Chaîne humaine pour les personnes à la rue

Publiée le 29 janv. 2026

Chaîne humaine pour les personnes à la rue

Solidarité

Des militant·es associatifs se sont impliqués dans l’accompagnement des personnes à la rue dans le cadre du Plan Grand Froid, fin décembre-début janvier.

Un vrai havre pour les plus fragiles. Le gymnase Anatole-France, qui jouxte la Maison pour tous Aïcha-Belaïdi (MPT), a été ouvert par la municipalité du 30 décembre au 10 janvier pour accueillir des personnes à la rue en danger du fait de la baisse des températures. Des maraudes, menées en particulier par le Secours populaire et la Fédération française de sauvetage et de secourisme (FF2S), avaient quant à elles débuté dès le 28 décembre lorsque le préfet avait déclenché le Plan Grand Froid, permettant ainsi d’identifier les personnes susceptibles d’être reçues au gymnase.

Vingt lits y étaient disponibles, donnant lieu à une occupation de dix à quinze personnes chaque nuit, sachant par ailleurs que de nombreux sans-abri vont se réfugier dans le métro, que certains ont peur de « perdre leur place » dans la rue et que d’autres fréquentent déjà des accueils à La Villette et à Montreuil. Au gymnase, une douche était accessible, un repas, et tout simplement une écoute. Le personnel communal était lui aussi mobilisé, comme les médiateur·rices pour l’orientation. Le fait que le gymnase Anatole-France soit accolé à la MPT permettait de dépasser la simple proposition d’un endroit où dormir.

80, c’est environ le nombre de personnes à la rue présentes sur le territoire de La Courneuve.

Le 26 janvier, à la Maison pour tous Aïcha-Belaïdi, le maire et des élu·es sont venus remercier ces personnes mobilisées. Rouguy, éducatrice du secteur nord de l’association Feu Vert, s’est félicitée que les jeunes dont elle s’occupe, qui ont entre 12 et 16 ans, aient participé aux maraudes tous les mercredis, apportant notamment des vêtements. Hamida, du Secours populaire, a elle insisté sur « la chaîne humaine qui s’est constituée », l’association VRLN apportant des vêtements, du pain de la boulangerie, etc. Fatna, du Secours populaire, a contribué à nourrir l’équipe des bénévoles. Jouama, qui travaille à l’école Rosenberg, a aussi cuisiné des plats après la récupération de denrées auprès de ses collègues.
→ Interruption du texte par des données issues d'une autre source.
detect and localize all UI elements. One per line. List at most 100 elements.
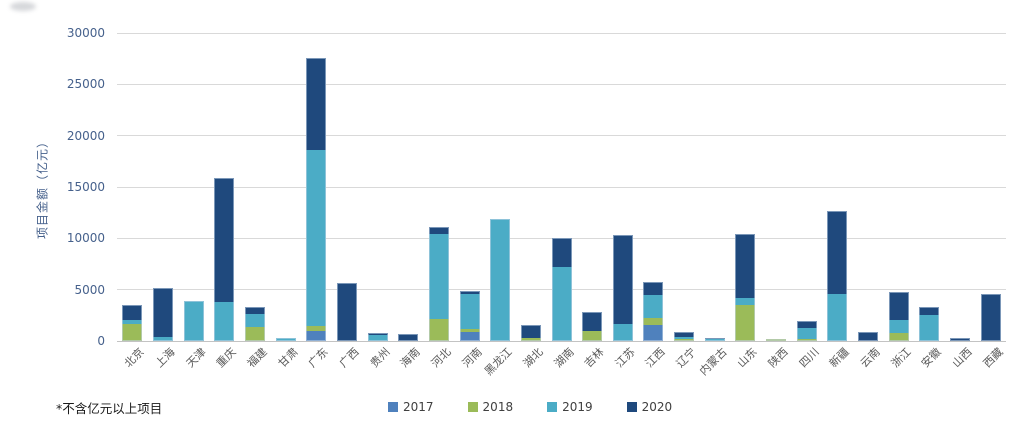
bar-segment-2020-江苏 — [612, 235, 633, 324]
x-axis-label-安徽: 安徽 — [919, 345, 944, 371]
x-axis-label-海南: 海南 — [398, 345, 423, 371]
bar-广东 — [306, 57, 327, 341]
bar-segment-2020-北京 — [122, 305, 143, 320]
legend: 2017 2018 2019 2020 — [388, 401, 672, 413]
bar-segment-2018-广东 — [306, 325, 327, 331]
bar-segment-2020-海南 — [398, 334, 419, 341]
legend-swatch-2017 — [388, 402, 398, 412]
bar-云南 — [858, 331, 879, 341]
bar-陕西 — [766, 338, 787, 341]
gridline-30000 — [117, 32, 1006, 34]
gridline-20000 — [117, 135, 1006, 137]
bar-segment-2019-四川 — [796, 327, 817, 340]
legend-item-2017: 2017 — [388, 401, 434, 413]
bar-segment-2019-福建 — [244, 314, 265, 328]
bar-segment-2020-福建 — [244, 306, 265, 315]
bar-segment-2020-西藏 — [980, 294, 1001, 341]
x-axis-label-内蒙古: 内蒙古 — [696, 345, 730, 378]
legend-swatch-2020 — [626, 402, 637, 412]
x-axis-label-重庆: 重庆 — [214, 345, 239, 371]
bar-segment-2018-河南 — [459, 329, 480, 332]
bar-海南 — [398, 334, 419, 341]
bar-segment-2018-辽宁 — [674, 339, 695, 341]
bar-segment-2018-陕西 — [766, 338, 787, 341]
x-axis-label-浙江: 浙江 — [888, 345, 914, 371]
bar-segment-2018-福建 — [244, 327, 265, 341]
bar-河南 — [459, 290, 480, 341]
bar-segment-2020-四川 — [796, 320, 817, 328]
x-axis-label-山西: 山西 — [949, 345, 975, 371]
bar-安徽 — [919, 307, 940, 341]
x-axis-label-新疆: 新疆 — [827, 345, 852, 371]
y-tick-label: 20000 — [66, 128, 105, 143]
bar-segment-2020-云南 — [858, 331, 879, 341]
bar-segment-2020-广东 — [306, 57, 327, 151]
bar-辽宁 — [674, 331, 695, 341]
bar-北京 — [122, 305, 143, 341]
x-axis-label-黑龙江: 黑龙江 — [482, 345, 515, 378]
legend-label-2018: 2018 — [482, 400, 514, 414]
x-axis-label-广西: 广西 — [336, 345, 362, 371]
x-axis-label-西藏: 西藏 — [980, 345, 1006, 371]
bar-segment-2020-河北 — [428, 227, 449, 235]
bar-segment-2018-江西 — [643, 317, 664, 326]
bar-四川 — [796, 320, 817, 341]
bar-segment-2020-山东 — [735, 234, 756, 298]
bar-广西 — [336, 283, 357, 341]
bar-segment-2019-上海 — [152, 336, 173, 341]
bar-segment-2017-河南 — [459, 331, 480, 341]
footnote: *不含亿元以上项目 — [56, 401, 163, 416]
bar-segment-2019-北京 — [122, 319, 143, 325]
bar-segment-2020-重庆 — [214, 177, 235, 302]
bar-segment-2020-内蒙古 — [704, 337, 725, 340]
bar-山东 — [735, 234, 756, 341]
bar-segment-2020-河南 — [459, 290, 480, 294]
bar-segment-2019-广东 — [306, 150, 327, 326]
y-tick-label: 30000 — [66, 26, 105, 40]
x-axis-label-甘肃: 甘肃 — [275, 345, 301, 371]
x-axis-label-河北: 河北 — [428, 345, 454, 371]
gridline-25000 — [117, 83, 1006, 85]
bar-segment-2018-山东 — [735, 305, 756, 341]
bar-segment-2019-江苏 — [612, 323, 633, 341]
bar-segment-2019-辽宁 — [674, 337, 695, 340]
bar-segment-2019-山东 — [735, 297, 756, 306]
bar-重庆 — [214, 177, 235, 341]
plot-area — [117, 32, 1006, 342]
bar-segment-2019-浙江 — [888, 320, 909, 333]
bar-segment-2018-湖北 — [520, 337, 541, 341]
bar-segment-2017-江西 — [643, 325, 664, 341]
x-axis-label-广东: 广东 — [306, 345, 331, 371]
bar-segment-2019-江西 — [643, 295, 664, 318]
bar-西藏 — [980, 294, 1001, 341]
x-axis-label-吉林: 吉林 — [581, 345, 607, 371]
x-axis-label-山东: 山东 — [735, 345, 761, 371]
x-axis-label-贵州: 贵州 — [367, 345, 393, 371]
y-tick-label: 10000 — [66, 231, 105, 246]
bar-segment-2020-江西 — [643, 282, 664, 296]
bar-甘肃 — [275, 337, 296, 341]
bar-上海 — [152, 287, 173, 341]
bar-segment-2020-湖北 — [520, 324, 541, 338]
legend-swatch-2019 — [547, 402, 558, 412]
x-axis-label-天津: 天津 — [183, 345, 209, 371]
bar-segment-2020-安徽 — [919, 307, 940, 315]
x-axis-label-云南: 云南 — [857, 345, 883, 371]
bar-湖南 — [551, 237, 572, 341]
bar-segment-2019-甘肃 — [275, 337, 296, 341]
legend-label-2020: 2020 — [641, 400, 673, 414]
bar-黑龙江 — [490, 218, 511, 341]
x-axis-label-北京: 北京 — [122, 345, 147, 371]
bar-segment-2020-山西 — [950, 337, 971, 341]
bar-吉林 — [582, 312, 603, 341]
bar-segment-2017-广东 — [306, 330, 327, 341]
corner-artifact — [10, 2, 36, 11]
legend-item-2018: 2018 — [467, 400, 514, 414]
x-axis-label-四川: 四川 — [796, 345, 822, 371]
bar-segment-2018-河北 — [428, 318, 449, 341]
gridline-15000 — [117, 186, 1006, 188]
bar-segment-2018-吉林 — [582, 331, 603, 341]
bar-segment-2019-安徽 — [919, 314, 940, 341]
x-axis-label-江西: 江西 — [643, 345, 669, 371]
Les militant·es associatifs ont émis des idées d’amélioration qui rejoignent celles de la mairie. Pour Gamra, des Mam’s Solidaires, les personnes ont besoin de se nourrir mais aussi de se mettre au chaud, de se laver… « Il faudrait un lieu pérenne dédié à cela », propose-t-elle. Claude, du Secours populaire et de la FF2S, a lui avancé la proposition que des douches (hors période Grand Froid) puissent être disponibles dans les MPT. Hamida a insisté sur l’orientation vers le CMS des personnes alcoolisées, expliquant par ailleurs « qu’il a fallu parfois improviser pour qu’une dame et son enfant en bas âge soient accompagnés par le service social et pourvus d’une chambre ». Comme en témoignent les maraudes qui se poursuivent sur le territoire, cet engagement n’a rien de ponctuel.